A victimless crime, he said.

Only that wasn’t true. There was a victim. Someone had lost his life.

He brushed that away, too. Gianni Giuseppe was a violent member of a criminal family. His life expectancy wasn’t anything to write home about. He’d been the author of his own demise.

Does it even matter what Connor said?

It only matters what I did.

I didn’t turn him in.

And then, despite everything, despite all of it, I’d written When in Rome.

It started as a way for me to try to make sense of what happened. To get my story straight. Not just with myself, but if the police ever came knocking. I didn’t need Connor to tell me that I was now an accessory after the fact to those crimes. Maybe I’d even helped facilitate them.

So I wrote and wrote and wrote. I shaped the narrative in a way that made it possible to live with. I left out the real solution, the Connor of it all, and made him the hero. I did such a good job of convincing myself of our innocence that I forgot our guilt.

Which Connor made clear to me in New York when he learned about the book.

He stayed up all night reading the manuscript, and then he came to me with a proposal. I’d give him the cut he wanted. And if I didn’t? Well, then he’d let the carabinieri know that I was an accessory. That I’d hidden material evidence.

“And don’t think you can turn me in and get away scot-free,” he’d said. “I’ve planned for that.” I couldn’t take him down without taking myself down, too.

Mutually assured destruction, he’d called it.

Or maybe only I’d be destroyed because Connor wasn’t stupid. He’d manipulate the evidence, he assured me, to make it seem like I was the one who had planned the heists, not him. So, I was going to comply, wasn’t I? I was going to do what he asked. Because if I didn’t, there’d be consequences.

And how did I know that he wasn’t the one who’d killed Gianni?

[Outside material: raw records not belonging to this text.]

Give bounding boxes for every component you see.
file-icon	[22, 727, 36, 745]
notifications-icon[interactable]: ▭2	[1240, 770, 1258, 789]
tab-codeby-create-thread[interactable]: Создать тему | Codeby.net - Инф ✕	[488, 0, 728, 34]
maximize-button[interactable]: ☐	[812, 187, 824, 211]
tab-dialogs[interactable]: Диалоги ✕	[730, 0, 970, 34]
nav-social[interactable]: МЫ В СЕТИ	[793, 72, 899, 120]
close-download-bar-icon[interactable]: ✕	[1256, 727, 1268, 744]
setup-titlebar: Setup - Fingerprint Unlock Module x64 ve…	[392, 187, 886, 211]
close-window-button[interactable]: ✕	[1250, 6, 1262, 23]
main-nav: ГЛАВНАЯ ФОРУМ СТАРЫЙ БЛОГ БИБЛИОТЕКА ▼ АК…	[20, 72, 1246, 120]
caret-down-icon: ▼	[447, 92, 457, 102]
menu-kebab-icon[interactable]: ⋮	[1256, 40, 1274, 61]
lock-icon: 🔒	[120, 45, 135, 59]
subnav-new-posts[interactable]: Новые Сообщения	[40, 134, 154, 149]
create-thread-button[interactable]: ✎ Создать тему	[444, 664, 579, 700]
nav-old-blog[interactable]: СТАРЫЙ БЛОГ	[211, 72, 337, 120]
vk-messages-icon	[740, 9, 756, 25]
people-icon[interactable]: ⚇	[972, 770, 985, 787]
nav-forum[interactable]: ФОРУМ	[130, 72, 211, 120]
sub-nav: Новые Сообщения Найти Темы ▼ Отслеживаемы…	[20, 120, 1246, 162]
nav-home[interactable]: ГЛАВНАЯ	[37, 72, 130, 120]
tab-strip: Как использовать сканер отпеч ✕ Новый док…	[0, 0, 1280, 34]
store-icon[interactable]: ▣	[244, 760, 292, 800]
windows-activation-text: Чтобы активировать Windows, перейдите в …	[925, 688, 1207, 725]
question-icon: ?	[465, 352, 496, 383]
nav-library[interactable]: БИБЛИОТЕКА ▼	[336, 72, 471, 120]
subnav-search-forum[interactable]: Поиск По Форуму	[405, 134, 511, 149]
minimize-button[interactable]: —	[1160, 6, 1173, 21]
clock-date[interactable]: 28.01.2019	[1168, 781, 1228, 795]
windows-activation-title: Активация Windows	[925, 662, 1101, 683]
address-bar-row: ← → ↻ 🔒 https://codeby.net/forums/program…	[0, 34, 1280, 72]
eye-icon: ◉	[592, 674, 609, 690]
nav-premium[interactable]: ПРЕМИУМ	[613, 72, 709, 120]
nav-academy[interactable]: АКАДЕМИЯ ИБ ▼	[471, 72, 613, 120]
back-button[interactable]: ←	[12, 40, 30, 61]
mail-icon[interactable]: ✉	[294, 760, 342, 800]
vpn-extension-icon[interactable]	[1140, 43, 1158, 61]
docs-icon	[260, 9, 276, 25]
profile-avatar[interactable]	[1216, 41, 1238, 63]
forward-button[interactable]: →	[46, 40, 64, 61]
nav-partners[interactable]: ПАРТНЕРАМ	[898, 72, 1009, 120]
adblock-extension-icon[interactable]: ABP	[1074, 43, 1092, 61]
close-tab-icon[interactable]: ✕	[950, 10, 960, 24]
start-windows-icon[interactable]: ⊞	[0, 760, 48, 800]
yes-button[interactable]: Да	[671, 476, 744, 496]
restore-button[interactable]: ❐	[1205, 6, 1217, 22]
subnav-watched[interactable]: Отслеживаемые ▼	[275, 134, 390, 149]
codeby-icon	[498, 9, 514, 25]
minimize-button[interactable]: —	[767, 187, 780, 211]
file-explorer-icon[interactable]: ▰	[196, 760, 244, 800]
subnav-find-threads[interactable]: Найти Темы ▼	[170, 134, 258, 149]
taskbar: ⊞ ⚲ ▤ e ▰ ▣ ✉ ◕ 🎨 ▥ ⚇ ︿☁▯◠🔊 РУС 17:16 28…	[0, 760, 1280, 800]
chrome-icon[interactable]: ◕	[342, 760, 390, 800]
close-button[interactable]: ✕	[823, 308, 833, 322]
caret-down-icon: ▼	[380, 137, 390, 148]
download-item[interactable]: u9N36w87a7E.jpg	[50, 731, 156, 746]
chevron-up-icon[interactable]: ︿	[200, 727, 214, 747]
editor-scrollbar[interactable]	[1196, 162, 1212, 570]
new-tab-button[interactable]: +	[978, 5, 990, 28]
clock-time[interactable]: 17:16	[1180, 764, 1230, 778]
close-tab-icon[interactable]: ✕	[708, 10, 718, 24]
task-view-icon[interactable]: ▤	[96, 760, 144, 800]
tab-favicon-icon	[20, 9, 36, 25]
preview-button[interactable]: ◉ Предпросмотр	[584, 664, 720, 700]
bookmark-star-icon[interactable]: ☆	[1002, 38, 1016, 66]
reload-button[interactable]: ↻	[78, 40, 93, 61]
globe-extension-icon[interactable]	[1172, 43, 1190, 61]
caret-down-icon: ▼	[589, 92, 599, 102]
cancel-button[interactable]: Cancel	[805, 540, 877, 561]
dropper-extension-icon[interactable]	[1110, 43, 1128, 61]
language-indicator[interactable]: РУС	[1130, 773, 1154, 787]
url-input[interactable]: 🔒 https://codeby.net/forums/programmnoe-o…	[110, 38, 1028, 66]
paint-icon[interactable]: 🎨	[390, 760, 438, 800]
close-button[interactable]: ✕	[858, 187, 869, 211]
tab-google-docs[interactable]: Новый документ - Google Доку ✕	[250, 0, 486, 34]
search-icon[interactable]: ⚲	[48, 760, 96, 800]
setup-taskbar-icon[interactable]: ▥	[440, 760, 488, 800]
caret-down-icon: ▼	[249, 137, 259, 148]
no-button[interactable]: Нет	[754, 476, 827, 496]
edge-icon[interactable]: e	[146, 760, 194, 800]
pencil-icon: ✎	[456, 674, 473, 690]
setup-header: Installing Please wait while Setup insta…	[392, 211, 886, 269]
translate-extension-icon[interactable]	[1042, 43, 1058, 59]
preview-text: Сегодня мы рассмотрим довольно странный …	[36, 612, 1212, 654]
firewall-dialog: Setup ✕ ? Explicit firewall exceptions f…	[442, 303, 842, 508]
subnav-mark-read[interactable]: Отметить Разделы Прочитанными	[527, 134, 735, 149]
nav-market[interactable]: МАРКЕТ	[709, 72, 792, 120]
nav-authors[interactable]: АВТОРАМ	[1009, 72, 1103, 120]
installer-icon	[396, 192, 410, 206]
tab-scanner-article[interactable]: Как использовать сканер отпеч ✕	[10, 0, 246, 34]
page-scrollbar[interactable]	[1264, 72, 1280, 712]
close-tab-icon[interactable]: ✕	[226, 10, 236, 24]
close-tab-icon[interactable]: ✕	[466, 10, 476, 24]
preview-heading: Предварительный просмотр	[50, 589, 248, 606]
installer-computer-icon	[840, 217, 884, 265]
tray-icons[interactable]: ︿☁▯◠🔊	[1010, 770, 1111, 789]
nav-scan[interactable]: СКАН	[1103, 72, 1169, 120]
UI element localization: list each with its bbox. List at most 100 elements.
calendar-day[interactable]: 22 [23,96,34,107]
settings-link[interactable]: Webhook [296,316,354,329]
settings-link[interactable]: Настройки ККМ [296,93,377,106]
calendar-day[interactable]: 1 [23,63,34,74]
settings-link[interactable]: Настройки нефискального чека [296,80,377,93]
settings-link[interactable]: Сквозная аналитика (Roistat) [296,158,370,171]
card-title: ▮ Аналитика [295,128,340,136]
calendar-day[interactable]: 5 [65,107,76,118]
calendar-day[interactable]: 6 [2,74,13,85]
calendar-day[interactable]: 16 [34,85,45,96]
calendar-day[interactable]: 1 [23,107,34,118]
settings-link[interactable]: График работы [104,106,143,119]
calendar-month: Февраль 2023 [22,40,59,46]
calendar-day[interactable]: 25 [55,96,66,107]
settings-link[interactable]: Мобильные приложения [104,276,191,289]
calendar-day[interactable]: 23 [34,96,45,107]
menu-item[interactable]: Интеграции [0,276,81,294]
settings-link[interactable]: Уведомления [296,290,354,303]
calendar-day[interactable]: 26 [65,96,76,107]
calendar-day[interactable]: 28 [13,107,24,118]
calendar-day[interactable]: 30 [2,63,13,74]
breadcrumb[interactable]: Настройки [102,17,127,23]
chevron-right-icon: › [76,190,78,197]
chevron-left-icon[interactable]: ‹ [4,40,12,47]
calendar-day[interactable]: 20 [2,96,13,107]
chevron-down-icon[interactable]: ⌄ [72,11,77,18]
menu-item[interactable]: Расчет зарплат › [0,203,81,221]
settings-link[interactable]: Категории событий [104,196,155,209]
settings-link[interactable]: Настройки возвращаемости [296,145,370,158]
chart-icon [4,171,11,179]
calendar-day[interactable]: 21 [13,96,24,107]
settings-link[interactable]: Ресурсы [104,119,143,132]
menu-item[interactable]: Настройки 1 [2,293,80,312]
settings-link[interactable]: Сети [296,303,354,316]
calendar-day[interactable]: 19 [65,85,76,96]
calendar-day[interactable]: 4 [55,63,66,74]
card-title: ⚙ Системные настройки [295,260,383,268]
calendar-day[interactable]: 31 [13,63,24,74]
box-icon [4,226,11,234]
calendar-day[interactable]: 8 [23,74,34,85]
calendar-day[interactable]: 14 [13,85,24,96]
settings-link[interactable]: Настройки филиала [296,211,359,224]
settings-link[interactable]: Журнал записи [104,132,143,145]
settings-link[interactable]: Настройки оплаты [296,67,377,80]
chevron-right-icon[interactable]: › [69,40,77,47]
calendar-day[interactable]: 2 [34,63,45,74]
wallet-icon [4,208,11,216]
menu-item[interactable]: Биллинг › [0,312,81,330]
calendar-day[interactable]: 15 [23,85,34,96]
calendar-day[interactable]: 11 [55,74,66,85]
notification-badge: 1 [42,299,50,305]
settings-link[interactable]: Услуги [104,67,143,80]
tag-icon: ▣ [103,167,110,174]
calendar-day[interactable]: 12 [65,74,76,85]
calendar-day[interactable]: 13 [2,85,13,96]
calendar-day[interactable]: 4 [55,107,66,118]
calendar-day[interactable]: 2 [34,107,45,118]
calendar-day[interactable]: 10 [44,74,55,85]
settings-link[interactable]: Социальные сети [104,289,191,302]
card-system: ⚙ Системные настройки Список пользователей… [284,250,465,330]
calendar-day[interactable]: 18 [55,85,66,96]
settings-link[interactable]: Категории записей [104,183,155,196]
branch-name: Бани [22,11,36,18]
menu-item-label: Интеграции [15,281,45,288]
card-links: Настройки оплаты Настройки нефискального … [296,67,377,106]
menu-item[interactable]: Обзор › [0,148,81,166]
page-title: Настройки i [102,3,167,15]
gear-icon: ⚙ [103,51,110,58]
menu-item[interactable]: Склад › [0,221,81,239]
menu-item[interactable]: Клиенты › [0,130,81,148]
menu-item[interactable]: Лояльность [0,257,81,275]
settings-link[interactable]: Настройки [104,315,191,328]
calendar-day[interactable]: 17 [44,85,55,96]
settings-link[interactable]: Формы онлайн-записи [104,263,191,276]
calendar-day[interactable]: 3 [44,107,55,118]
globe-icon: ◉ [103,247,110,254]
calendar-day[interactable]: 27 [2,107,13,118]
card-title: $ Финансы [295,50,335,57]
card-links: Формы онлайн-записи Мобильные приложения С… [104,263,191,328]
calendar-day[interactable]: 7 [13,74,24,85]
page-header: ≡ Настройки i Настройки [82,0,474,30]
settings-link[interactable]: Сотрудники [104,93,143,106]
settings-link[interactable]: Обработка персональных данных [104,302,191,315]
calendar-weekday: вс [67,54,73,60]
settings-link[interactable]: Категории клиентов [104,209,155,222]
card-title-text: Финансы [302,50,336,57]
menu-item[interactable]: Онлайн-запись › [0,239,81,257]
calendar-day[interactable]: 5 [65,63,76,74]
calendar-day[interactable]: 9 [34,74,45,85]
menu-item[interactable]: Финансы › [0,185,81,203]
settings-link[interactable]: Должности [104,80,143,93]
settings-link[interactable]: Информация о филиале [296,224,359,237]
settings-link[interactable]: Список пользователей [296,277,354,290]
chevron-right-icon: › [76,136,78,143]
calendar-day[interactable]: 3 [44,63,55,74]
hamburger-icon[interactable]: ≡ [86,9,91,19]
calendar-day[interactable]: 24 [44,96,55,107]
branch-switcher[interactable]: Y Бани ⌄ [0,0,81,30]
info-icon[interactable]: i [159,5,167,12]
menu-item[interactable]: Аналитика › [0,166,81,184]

That was the part I couldn’t forget. The coldness in his eyes when he suggested that he might’ve taken Gianni’s life.

I believed him.

I agreed to his terms.

I was scared and foolish and vain and stupid. I paid and I wrote and I smiled for the cameras. I kept my nose to the grindstone for ten years because I was afraid of what I’d find if I looked up.

But then I did. And here’s the thing Connor hasn’t figured out yet.

There’s a statute of limitations for robbery and obstruction of justice in Italy.91 I discovered it when I was doing research for Amalfi Made Me Do It.92 What that means is, even if Connor tells the carabinieri what I did, they can’t prosecute me.

So I’m free to get rid of him.

There’s nothing he can do about it.93

CHAPTER 14It’s Murder on the Med

Sorrento

We finish the tour of Pompeii without any further incident, and then we say goodbye to the BookFace Ladies. They climb back into the bus to be taken to their resort while we’re sent to our hotel in private cars.

Cathy—who’s been keeping her distance all day—gives Isabella a hard stare when she climbs into a car with Connor. Whether it’s because she thinks she deserves a luxury ride or because she wants to cozy up to Connor, I’m not sure. Like most of the book’s fans, she thinks the sun shines out of Connor’s butt, although she’s always been more fixated on me than him. If that’s about to change, I’m not going to stop it.

I get into a car with Harper, hoping that the ice has thawed between us, but it hasn’t. It’s as cold as the air-conditioning, and I don’t know what to do.

“Harper, will you please talk to me?”

She glances at me. “What were you talking to Allison about?”